Une Maison pour la recherche fut assez tôt un objectif très prenant, présent dans les conversations même lorsque amis, collègues et visiteurs se retrouvaient dans l‘ambiance chaleureuse d’un restaurant aux limites du campus dont R. Ginouvès appréciait le couscous roboratif.
Hommage à mon professeur
par Nassera Zaïd, post-doctorante, Université Paris Nanterre, UMR ArScAn

Gortys © A.M. Guimier-Sorbets

Olynthe © Y. Morizot (UMR ArScAn)
René Ginouvès avait une grande affection pour ses étudiants et ne manquait jamais une occasion de leur montrer. Il nous respectait et nous considérait et j’aurais aimé prolonger encore quelque temps ces discussions passionnantes que nous avions tous ensemble au 3e étage de la rue Michelet. René Ginouvès est décédé, quelques semaines avant la soutenance de ma thèse, après qu’il m’eut fait part de ses derniers commentaires. Et depuis, je garde le souvenir de ce professeur souriant, généreux et sincère, toujours disponible, qui m’a constamment encouragée et soutenue dans ce difficile travail de thèse.Tout a commencé, en 1982, à Nanterre, par l’histoire du bain chez les Grecs. Chaque semaine nous étions plusieurs dizaines à suivre assidûment ce passionnant feuilleton d’un autre temps où, à notre grande surprise, il nous apprenait que les Grecs utilisaient déjà la baignoire…
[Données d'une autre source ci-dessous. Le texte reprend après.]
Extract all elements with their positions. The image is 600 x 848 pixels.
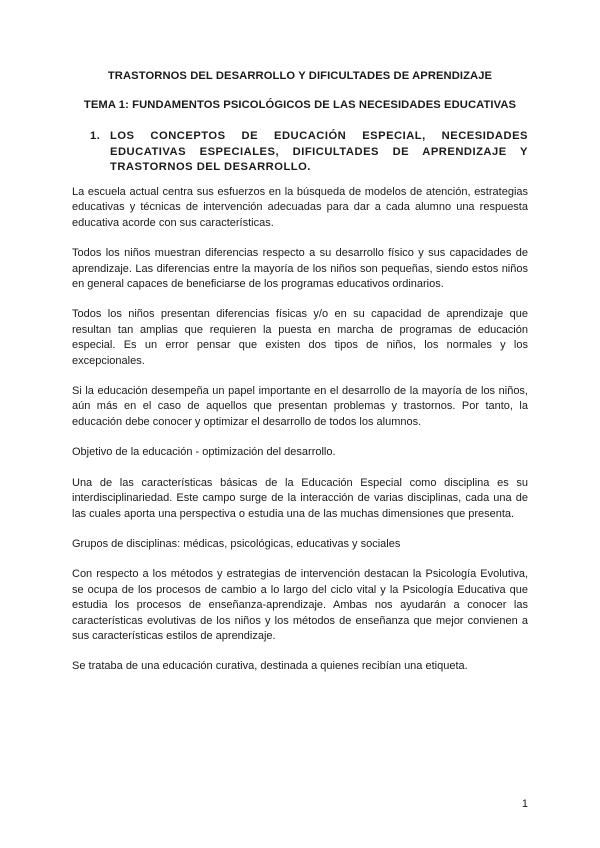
document-title: TRASTORNOS DEL DESARROLLO Y DIFICULTADES DE APRENDIZAJE xyxy=(107,70,493,82)
document-subtitle: TEMA 1: FUNDAMENTOS PSICOLÓGICOS DE LAS NECESIDADES EDUCATIVAS xyxy=(83,99,517,111)
section-number: 1. xyxy=(90,130,101,142)
paragraph: Con respecto a los métodos y estrategias de intervención destacan la Psicología Evolutiva, se ocupa de los procesos de cambio a lo largo del ciclo vital y la Psicología Educativa que estudia los procesos de enseñanza-aprendizaje. Ambas nos ayudarán a conocer las características evolutivas de los niños y los métodos de enseñanza que mejor convienen a sus características estilos de aprendizaje. xyxy=(72,568,528,642)
document-body xyxy=(72,185,528,690)
paragraph: Objetivo de la educación - optimización del desarrollo. xyxy=(72,446,336,459)
paragraph: Se trataba de una educación curativa, destinada a quienes recibían una etiqueta. xyxy=(72,660,468,673)
page-number: 1 xyxy=(521,798,528,810)
paragraph: La escuela actual centra sus esfuerzos en la búsqueda de modelos de atención, estrategias educativas y técnicas de intervención adecuadas para dar a cada alumno una respuesta educativa acorde con sus características. xyxy=(72,186,528,229)
paragraph: Todos los niños presentan diferencias físicas y/o en su capacidad de aprendizaje que resultan tan amplias que requieren la puesta en marcha de programas de educación especial. Es un error pensar que existen dos tipos de niños, los normales y los excepcionales. xyxy=(72,308,528,367)
paragraph: Grupos de disciplinas: médicas, psicológicas, educativas y sociales xyxy=(72,537,401,550)
paragraph: Todos los niños muestran diferencias respecto a su desarrollo físico y sus capacidades de aprendizaje. Las diferencias entre la mayoría de los niños son pequeñas, siendo estos niños en general capaces de beneficiarse de los programas educativos ordinarios. xyxy=(72,247,528,291)
section-heading-text: LOS CONCEPTOS DE EDUCACIÓN ESPECIAL, NECESIDADES EDUCATIVAS ESPECIALES, DIFICULTADES DE APRENDIZAJE Y TRASTORNOS DEL DESARROLLO. xyxy=(110,130,528,173)
paragraph: Una de las características básicas de la Educación Especial como disciplina es su interdisciplinariedad. Este campo surge de la interacción de varias disciplinas, cada una de las cuales aporta una perspectiva o estudia una de las muchas dimensiones que presenta. xyxy=(72,476,528,520)
section-heading xyxy=(92,129,528,176)
paragraph: Si la educación desempeña un papel importante en el desarrollo de la mayoría de los niños, aún más en el caso de aquellos que presentan problemas y trastornos. Por tanto, la educación debe conocer y optimizar el desarrollo de todos los alumnos. xyxy=(72,385,528,428)
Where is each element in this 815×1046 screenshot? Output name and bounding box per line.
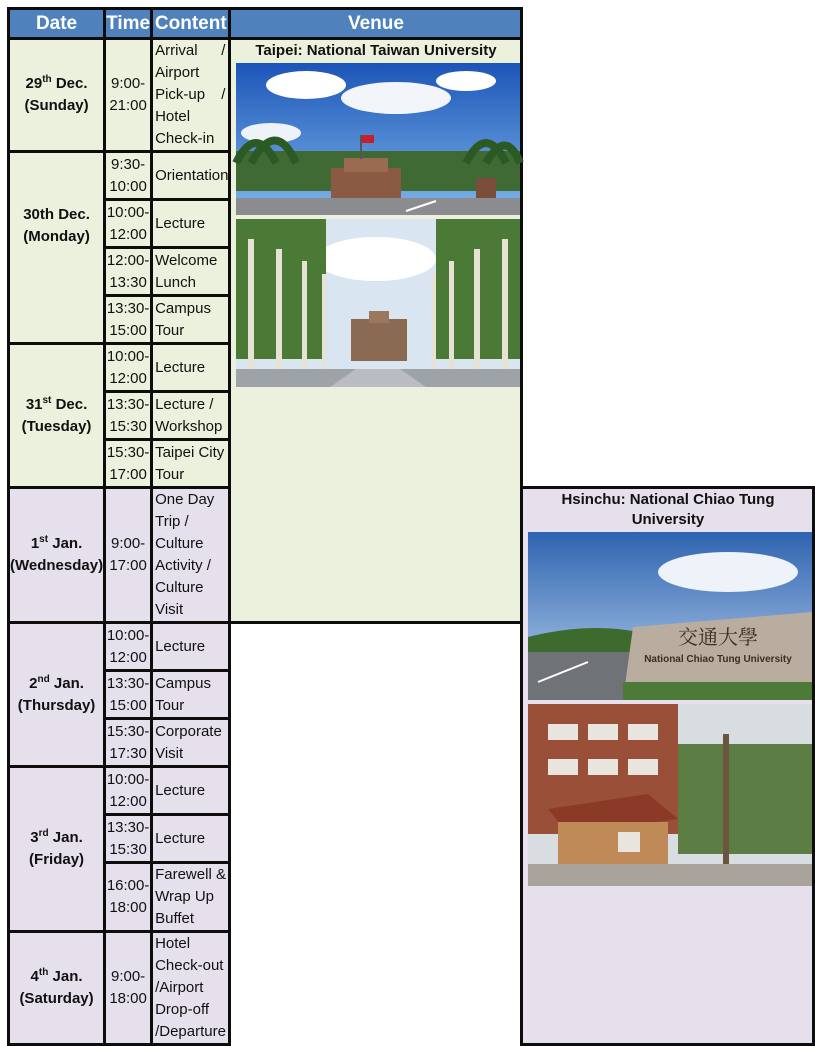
content-cell: Welcome Lunch [152,248,230,296]
time-cell: 16:00-18:00 [105,863,152,932]
time-cell: 9:00-17:00 [105,488,152,623]
schedule-table [7,7,815,1046]
content-cell: Farewell & Wrap Up Buffet [152,863,230,932]
signage-chinese: 交通大學 [678,625,759,649]
time-cell: 10:00-12:00 [105,767,152,815]
header-date: Date [9,9,105,39]
time-cell: 9:30-10:00 [105,152,152,200]
time-cell: 13:30-15:30 [105,392,152,440]
nctu-sign-photo [528,532,812,700]
signage-english: National Chiao Tung University [644,654,793,665]
venue-title: Taipei: National Taiwan University [255,42,497,59]
time-cell: 9:00-18:00 [105,932,152,1045]
content-cell: Lecture / Workshop [152,392,230,440]
time-cell: 10:00-12:00 [105,344,152,392]
content-cell: Taipei City Tour [152,440,230,488]
time-cell: 13:30-15:00 [105,671,152,719]
header-content: Content [152,9,230,39]
content-cell: Campus Tour [152,671,230,719]
date-cell: 29th Dec. (Sunday) [9,39,105,152]
date-cell: 30th Dec. (Monday) [9,152,105,344]
header-row [9,9,814,39]
date-cell: 2nd Jan. (Thursday) [9,623,105,767]
content-cell: One Day Trip / Culture Activity / Culture Visit [152,488,230,623]
date-cell: 3rd Jan. (Friday) [9,767,105,932]
content-cell: Lecture [152,344,230,392]
time-cell: 13:30-15:00 [105,296,152,344]
nctu-building-photo [528,704,812,886]
time-cell: 15:30-17:30 [105,719,152,767]
content-cell: Campus Tour [152,296,230,344]
content-cell: Lecture [152,815,230,863]
palm-boulevard-photo [236,219,520,387]
time-cell: 12:00-13:30 [105,248,152,296]
venue-hsinchu [522,488,814,1045]
content-cell: Hotel Check-out /Airport Drop-off /Departure [152,932,230,1045]
table-row [9,39,814,152]
time-cell: 10:00-12:00 [105,200,152,248]
header-venue: Venue [230,9,522,39]
date-cell: 4th Jan. (Saturday) [9,932,105,1045]
content-cell: Corporate Visit [152,719,230,767]
time-cell: 13:30-15:30 [105,815,152,863]
time-cell: 10:00-12:00 [105,623,152,671]
content-cell: Orientation [152,152,230,200]
header-time: Time [105,9,152,39]
time-cell: 9:00-21:00 [105,39,152,152]
content-cell: Lecture [152,623,230,671]
date-cell: 1st Jan. (Wednesday) [9,488,105,623]
ntu-gate-photo [236,63,520,215]
content-cell: Lecture [152,767,230,815]
time-cell: 15:30-17:00 [105,440,152,488]
date-cell: 31st Dec. (Tuesday) [9,344,105,488]
venue-title: Hsinchu: National Chiao Tung University [561,491,775,528]
venue-taipei [230,39,522,623]
content-cell: Lecture [152,200,230,248]
content-cell: Arrival / Airport Pick-up / Hotel Check-in [152,39,230,152]
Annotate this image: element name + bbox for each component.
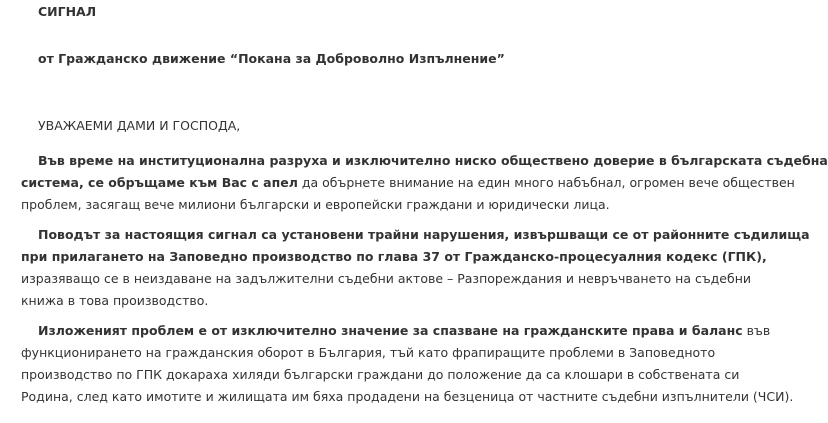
paragraph-reason <box>21 224 810 312</box>
paragraph-bold-text: Изложеният проблем е от изключително значение за спазване на гражданските права и баланс <box>38 323 743 338</box>
paragraph-bold-text: при прилагането на Заповедно производство по глава 37 от Гражданско-процесуалния кодекс (ГПК), <box>21 249 767 264</box>
paragraph-text: книжа в това производство. <box>21 293 209 308</box>
paragraph-text: изразяващо се в неиздаване на задължителни съдебни актове – Разпореждания и невръчването на съдебни <box>21 271 751 286</box>
paragraph-importance <box>21 320 794 408</box>
paragraph-bold-text: Поводът за настоящия сигнал са установени трайни нарушения, извършващи се от районните съдилища <box>38 227 810 242</box>
salutation: УВАЖАЕМИ ДАМИ И ГОСПОДА, <box>38 118 241 133</box>
paragraph-bold-text: система, се обръщаме към Вас с апел <box>21 175 298 190</box>
document-subtitle: от Гражданско движение “Покана за Доброволно Изпълнение” <box>38 51 505 66</box>
paragraph-text: във <box>742 323 771 338</box>
paragraph-bold-text: Във време на институционална разруха и изключително ниско обществено доверие в българската съдебна <box>38 153 828 168</box>
document-title: СИГНАЛ <box>38 4 97 19</box>
paragraph-appeal <box>21 150 828 216</box>
paragraph-text: производство по ГПК докараха хиляди български граждани до положение да са клошари в собствената си <box>21 367 740 382</box>
paragraph-text: Родина, след като имотите и жилищата им бяха продадени на безценица от частните съдебни изпълнители (ЧСИ). <box>21 389 794 404</box>
paragraph-text: проблем, засягащ вече милиони български и европейски граждани и юридически лица. <box>21 197 610 212</box>
paragraph-text: функционирането на гражданския оборот в България, тъй като фрапиращите проблеми в Заповедното <box>21 345 716 360</box>
paragraph-text: да обърнете внимание на един много набъбнал, огромен вече обществен <box>297 175 795 190</box>
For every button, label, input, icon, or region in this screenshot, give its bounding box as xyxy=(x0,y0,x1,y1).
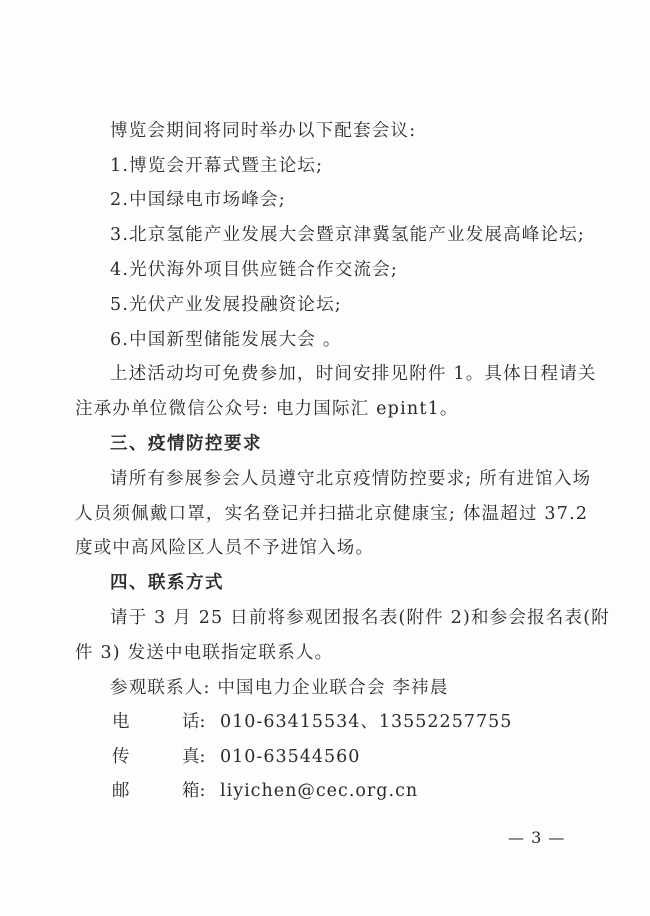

Après moult croquis esquissés sur le tableau et un discours imagé, l’épisode se terminait systématiquement par une dernière question et un large sourire signifiant que la réponse ne viendrait qu’au prochain cours. Et curieux, nous revenions… Car René Ginouvès savait captiver son auditoire. Quelques années plus tard, rue Michelet, nous n’étions plus qu’une poignée à nous serrer dans son bureau, trop exigu pour recevoir plus de dix étudiants. Malgré l’étroitesse du lieu, il trouvait toujours une solution pour loger un nouveau venu ou un ami grec de passage à Paris. Jamais nous n’avons imaginé changer d’endroit, comme si ce lieu renfermait tout ce que nous aimions le plus chez cet homme brillant : enthousiasme, passion et érudition.